Fish in remote polar and deepwater habitats are threatened by climate change and increased fishing efforts, making it important to monitor populations. However, monitoring can be logistically difficult and currently depends on invasive techniques such as bottom trawling and unreliable reports of catches. Less invasive, more reliable monitoring techniques are therefore needed.
To address this need, Mr Thomsen and colleagues assessed an alternative monitoring technique which relies on sequencing environmental DNA (eDNA) in seawater samples.
They collected seawater samples at sites off Southwest Greenland, at varying depths between 188 and 918 meters, sequencing the DNA in these samples to determine the fish species present. They compared these results to catch data obtained by simultaneous trawling at each site.
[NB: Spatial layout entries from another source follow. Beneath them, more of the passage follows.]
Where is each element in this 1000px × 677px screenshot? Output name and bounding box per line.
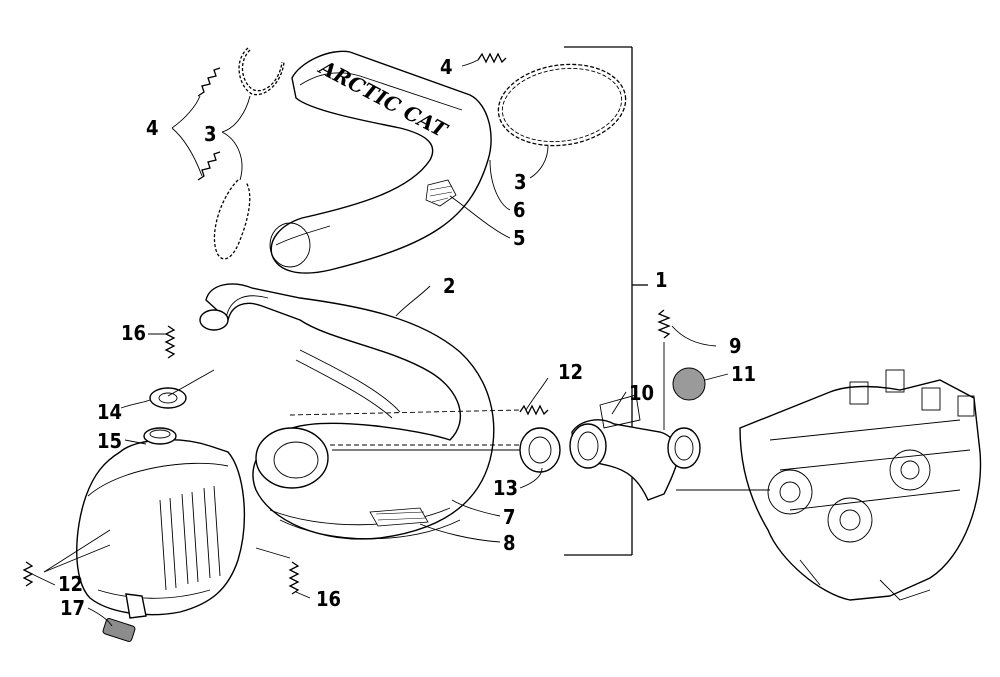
alignment-dashed-line-upper — [289, 409, 521, 416]
callout-4-left: 4 — [146, 116, 159, 140]
gasket-ring-13 — [519, 427, 561, 473]
callout-3-right: 3 — [514, 170, 527, 194]
muffler — [76, 427, 246, 619]
heat-shield — [269, 50, 492, 274]
spring-12-center — [519, 404, 549, 416]
callout-6: 6 — [513, 198, 526, 222]
callout-16-bottom: 16 — [316, 587, 342, 611]
callout-5: 5 — [513, 226, 526, 250]
engine-block — [739, 369, 982, 601]
callout-12-center: 12 — [558, 360, 584, 384]
callout-9: 9 — [729, 334, 742, 358]
callout-7: 7 — [503, 505, 516, 529]
callout-17: 17 — [60, 596, 86, 620]
expansion-chamber-label-decal — [369, 507, 429, 527]
expansion-chamber — [199, 283, 495, 540]
callout-14: 14 — [97, 400, 123, 424]
gasket-14 — [149, 387, 187, 409]
callout-10: 10 — [629, 381, 655, 405]
callout-13: 13 — [493, 476, 519, 500]
clamp-chain-left-bottom — [213, 179, 251, 260]
clamp-chain-right — [497, 63, 627, 147]
heat-shield-label-decal — [425, 179, 457, 207]
tailpipe-bracket-17 — [102, 618, 136, 642]
callout-4-top: 4 — [440, 55, 453, 79]
callout-16-top: 16 — [121, 321, 147, 345]
spring-4-top-right — [477, 52, 507, 64]
gasket-disc-11 — [672, 367, 706, 401]
spring-12-left — [22, 561, 34, 587]
callout-1: 1 — [655, 268, 668, 292]
spring-9 — [657, 309, 671, 430]
callout-3-left: 3 — [204, 122, 217, 146]
spring-16-bottom — [288, 561, 300, 595]
callout-2: 2 — [443, 274, 456, 298]
spring-16-top — [164, 325, 176, 359]
callout-12-left: 12 — [58, 572, 84, 596]
callout-11: 11 — [731, 362, 757, 386]
exhaust-manifold — [569, 394, 701, 501]
muffler-ribs — [159, 485, 221, 591]
spring-4-left-top — [197, 67, 221, 97]
clamp-chain-left-top — [238, 47, 285, 96]
callout-15: 15 — [97, 429, 123, 453]
leader-lines — [31, 59, 770, 627]
spring-4-left-bottom — [197, 151, 221, 181]
callout-8: 8 — [503, 531, 516, 555]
Mr Thomsen and colleagues found that data on fish biomass and abundance was correlated with eDNA sequence abundance. Twenty-six families of fish, including rays and halibut, were identified by both trawling and environmental DNA techniques, compared to just two families found only in trawling and three found only in eDNA.
Environmental DNA sampling also detected a higher abundance of the Greenland Shark than trawling did, which may indicate that the technique can effectively detect large fish which may evade trawling nets.
Environmental DNA sampling will need to undergo further testing to determine its effectiveness as a monitoring technique. Nonetheless, the authors state their study demonstrates how eDNA could be used in non-invasive monitoring, for commercial fishing as well as to assess the impact of climate change on the biodiversity of these remote ecosystems.
The study was published in the open-access journal PLOS ONE.